Camille : Au moment où je m’interrogeais sur ma carrière, je souhaitais le retour d’expérience d’un pair ayant un parcours proche du mien, afin d’avoir une vision éclairée, sans la sanction hiérarchique.
Vos premières rencontres vous ont réservé des surprises…
Camille : Lors de notre première entrevue, Raphaël s’est présenté. Puis, ce fut mon tour. Et là, ça a été un électrochoc : je ne parvenais pas à faire comprendre à Raphaël ce que je faisais ni quelles étaient mes compétences financières. Ce n’était pas un jugement de valeur de sa part, mais une réelle incompréhension. S’en est suivie une profonde réflexion sur ce que je valais et ce que j’étais.
Raphaël : Je ne pensais pas que ma réaction et mes questions auraient autant d’impact. Ce processus d’échange est très efficace, mais il faut savoir doser les retours ! Il faut réussir également à prendre le temps d’écouter sans juger, alors que dans le milieu professionnel, on s’attend souvent à des réactions rapides.
Camille : Raphaël me posait des questions qui ne résonnaient pas du tout avec mon parcours. Pourtant, je pensais qu’on avait des carrières similaires.
Raphaël : Bien que nous évoluions dans le même univers – la finance –, nos métiers sont finalement très différents et se parlent assez peu, ou à des occasions particulières et avec certains préjugés. J’ai mis du temps à réaliser, au fil des rencontres, qu’une grande partie de l’expérience de Camille peut être utile dans un groupe industriel. Il faut parfois prendre le temps nécessaire pour bien comprendre et se faire comprendre. Il faut échanger, donner des exemples. Le pitch en 15 secondes, ça ne suffit pas toujours ! [Rires, NDLR].
Finalement, quels enseignements en avez-vous tirés ?
Camille : Cette expérience m’a ouvert à des questionnements auxquels je ne m’attendais pas. J’ai développé un nouveau regard sur mes forces et mes faiblesses. J’ai également compris la nécessité de savoir raconter son parcours et j’ai réécrit mon CV. J’ai pu également développer et essayer des idées sans risque, explorer de nouvelles perspectives professionnelles… Raphaël a été mon sparring-partner.
Raphaël : Au fil de nos discussions, j’ai réalisé à quel point nos milieux professionnels respectifs vivent en parallèle, avec assez peu de passerelles entre les fonds d’investissement et les grands groupes. Pourtant, il y a des deux côtés des compétences similaires ou complémentaires. Cela m’amène à m’interroger sur notre manière de recruter, qui met parfois trop les profils dans des cases.
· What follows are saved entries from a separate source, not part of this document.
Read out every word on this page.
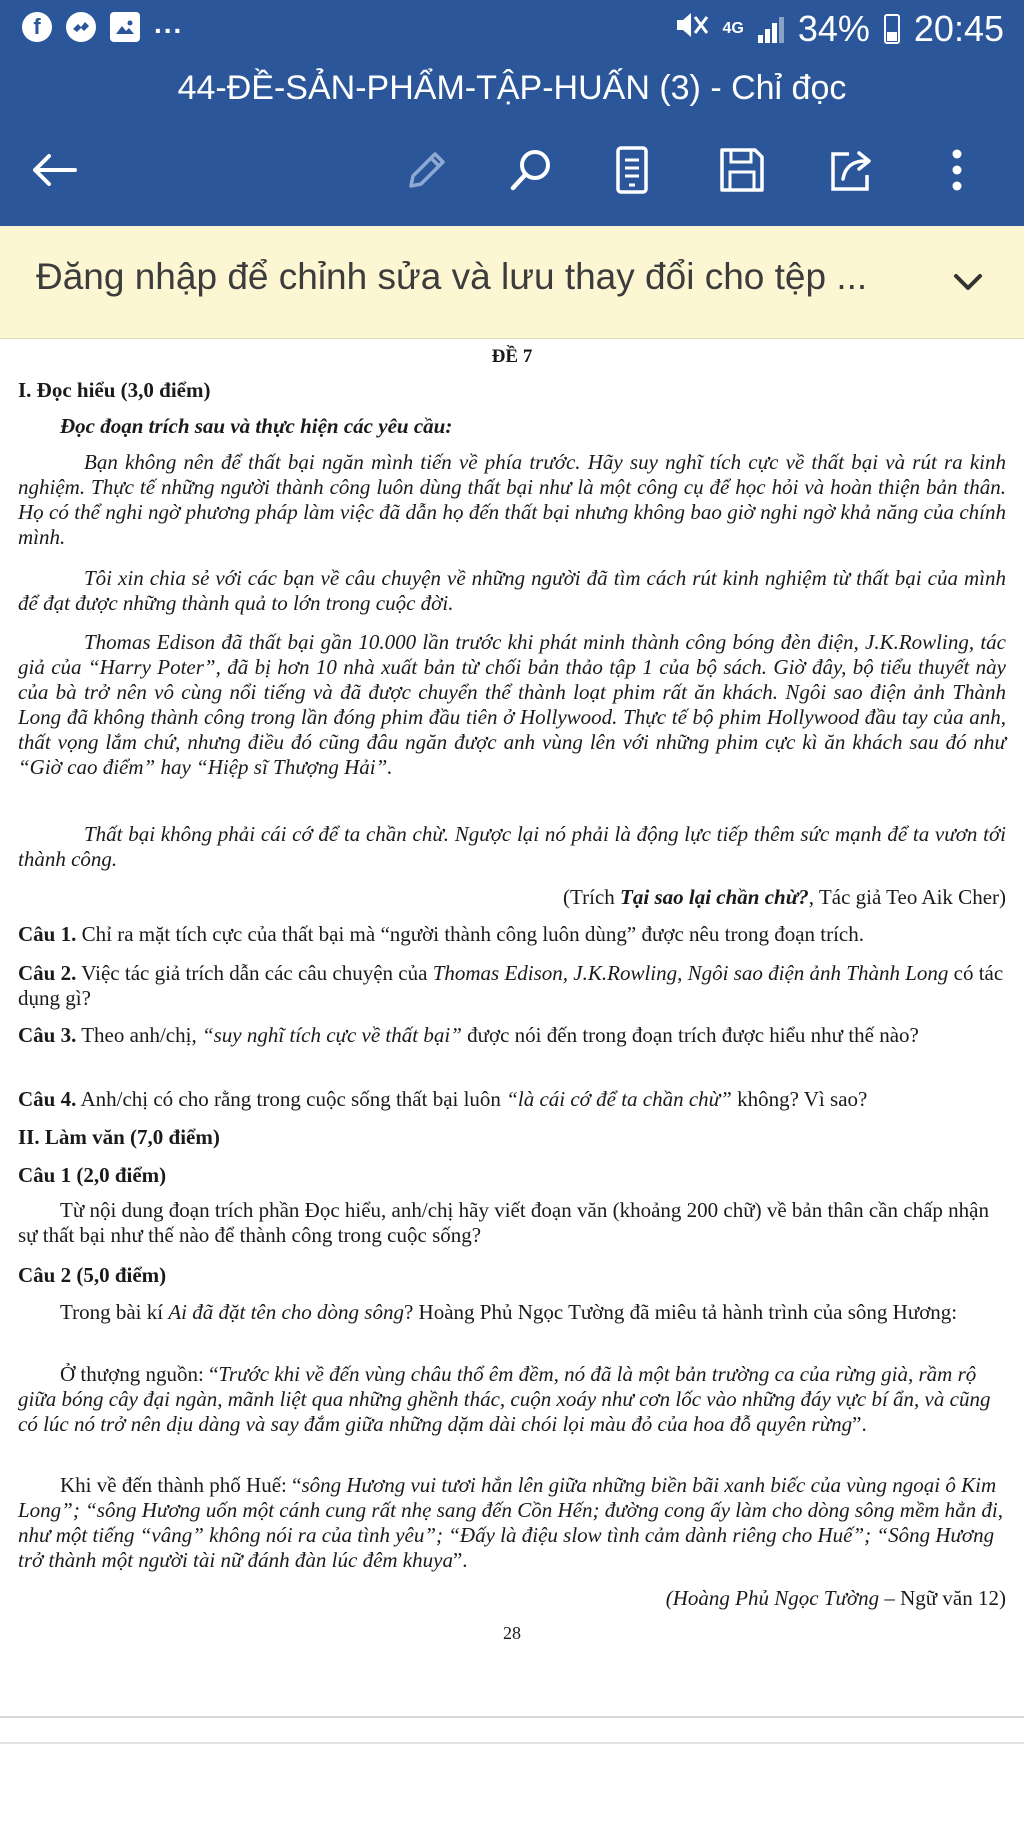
f	...	4G 34% 20:45
44-ĐỀ-SẢN-PHẨM-TẬP-HUẤN (3) - Chỉ đọc
Đăng nhập để chỉnh sửa và lưu thay đổi cho tệp ...

ĐỀ 7

I. Đọc hiểu (3,0 điểm)

Đọc đoạn trích sau và thực hiện các yêu cầu:

Bạn không nên để thất bại ngăn mình tiến về phía trước. Hãy suy nghĩ tích cực về thất bại và rút ra kinh nghiệm. Thực tế những người thành công luôn dùng thất bại như là một công cụ để học hỏi và hoàn thiện bản thân. Họ có thể nghi ngờ phương pháp làm việc đã dẫn họ đến thất bại nhưng không bao giờ nghi ngờ khả năng của chính mình.

Tôi xin chia sẻ với các bạn về câu chuyện về những người đã tìm cách rút kinh nghiệm từ thất bại của mình để đạt được những thành quả to lớn trong cuộc đời.

Thomas Edison đã thất bại gần 10.000 lần trước khi phát minh thành công bóng đèn điện, J.K.Rowling, tác giả của “Harry Poter”, đã bị hơn 10 nhà xuất bản từ chối bản thảo tập 1 của bộ sách. Giờ đây, bộ tiểu thuyết này của bà trở nên vô cùng nổi tiếng và đã được chuyển thể thành loạt phim rất ăn khách. Ngôi sao điện ảnh Thành Long đã không thành công trong lần đóng phim đầu tiên ở Hollywood. Thực tế bộ phim Hollywood đầu tay của anh, thất vọng lắm chứ, nhưng điều đó cũng đâu ngăn được anh vùng lên với những phim cực kì ăn khách sau đó như “Giờ cao điểm” hay “Hiệp sĩ Thượng Hải”.

Thất bại không phải cái cớ để ta chần chừ. Ngược lại nó phải là động lực tiếp thêm sức mạnh để ta vươn tới thành công.

(Trích Tại sao lại chần chừ?, Tác giả Teo Aik Cher)

Câu 1. Chỉ ra mặt tích cực của thất bại mà “người thành công luôn dùng” được nêu trong đoạn trích.

Câu 2. Việc tác giả trích dẫn các câu chuyện của Thomas Edison, J.K.Rowling, Ngôi sao điện ảnh Thành Long có tác dụng gì?

Câu 3. Theo anh/chị, “suy nghĩ tích cực về thất bại” được nói đến trong đoạn trích được hiểu như thế nào?

Câu 4. Anh/chị có cho rằng trong cuộc sống thất bại luôn “là cái cớ để ta chần chừ” không? Vì sao?

II. Làm văn (7,0 điểm)

Câu 1 (2,0 điểm)

Từ nội dung đoạn trích phần Đọc hiểu, anh/chị hãy viết đoạn văn (khoảng 200 chữ) về bản thân cần chấp nhận sự thất bại như thế nào để thành công trong cuộc sống?

Câu 2 (5,0 điểm)

Trong bài kí Ai đã đặt tên cho dòng sông? Hoàng Phủ Ngọc Tường đã miêu tả hành trình của sông Hương:

Ở thượng nguồn: “Trước khi về đến vùng châu thổ êm đềm, nó đã là một bản trường ca của rừng già, rầm rộ giữa bóng cây đại ngàn, mãnh liệt qua những ghềnh thác, cuộn xoáy như cơn lốc vào những đáy vực bí ẩn, và cũng có lúc nó trở nên dịu dàng và say đắm giữa những dặm dài chói lọi màu đỏ của hoa đỗ quyên rừng”.

Khi về đến thành phố Huế: “sông Hương vui tươi hẳn lên giữa những biền bãi xanh biếc của vùng ngoại ô Kim Long”; “sông Hương uốn một cánh cung rất nhẹ sang đến Cồn Hến; đường cong ấy làm cho dòng sông mềm hẳn đi, như một tiếng “vâng” không nói ra của tình yêu”; “Đấy là điệu slow tình cảm dành riêng cho Huế”; “Sông Hương trở thành một người tài nữ đánh đàn lúc đêm khuya”.

(Hoàng Phủ Ngọc Tường – Ngữ văn 12)

28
Autre apprentissage pour moi : j’ai pris conscience de l’importance de ce que nous faisons, notamment chez Tarkett, pour les membres de nos équipes – systématiser l’évaluation de leur potentiel, avoir des discussions régulières sur l’avancée professionnelle, animer des processus d’évolution et de mobilité interne… Pour autant, sans être accro aux process, je reconnais qu’un certain cadre aide nos équipes à se développer et contribue à leur motivation.